Designing a Sucrose Phosphorylase from Leuconostoc mesenteroides for the Highly Selective Production of EGCG-4′- O -α- d -Glucopyranoside

The major green tea polyphenol, epigallocatechin gallate (EGCG), has beneficial antioxidant and anti-inflammatory activities but suffers from poor solubility and stability. Its monoglycosylated derivative, (-)-epigallocatechin gallate 4'-O-α-d-glucopyranoside (EGCG-G1), partially overcomes these limitations. In this study, we engineered Leuconostoc mesenteroides sucrose phosphorylase (LmSPase) for efficient EGCG-G1 production.
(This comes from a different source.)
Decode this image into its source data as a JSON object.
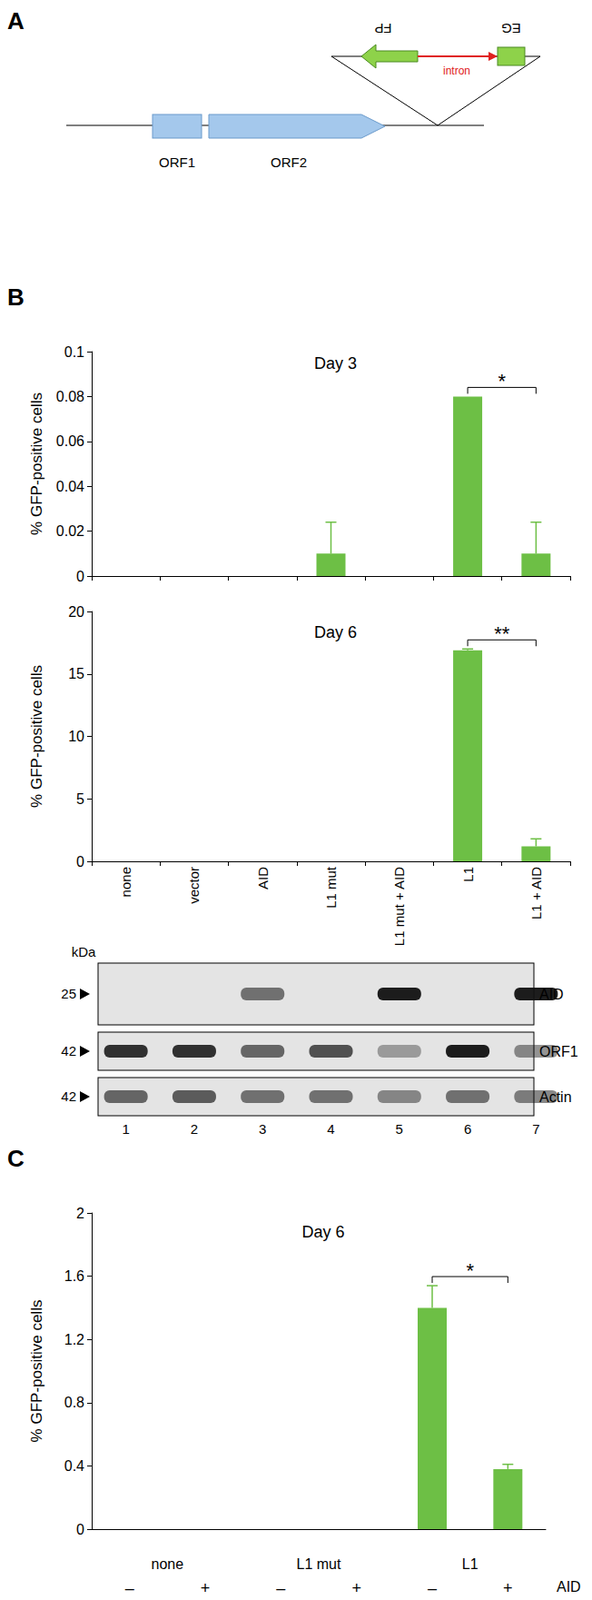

The triple mutant M3 (T219L/E393I/N335G), created via loop engineering, consensus design, and Rosetta Dock design, exhibited 4.09-fold higher transglycosylase activity at 30 °C, a 1.69-fold longer half-life at 45 °C, and significantly improved regioselectivity compared to the wild type. In a fed-batch reaction at 30 °C and pH 6.0, 25 g/L EGCG was converted within 24 h, producing 31.11 g/L (91.92% yield) of EGCG-G1 with 87.27% purity. This semirational design strategy enhanced the key properties of LmSPase and provides an effective biocatalyst for EGCG-G1 production.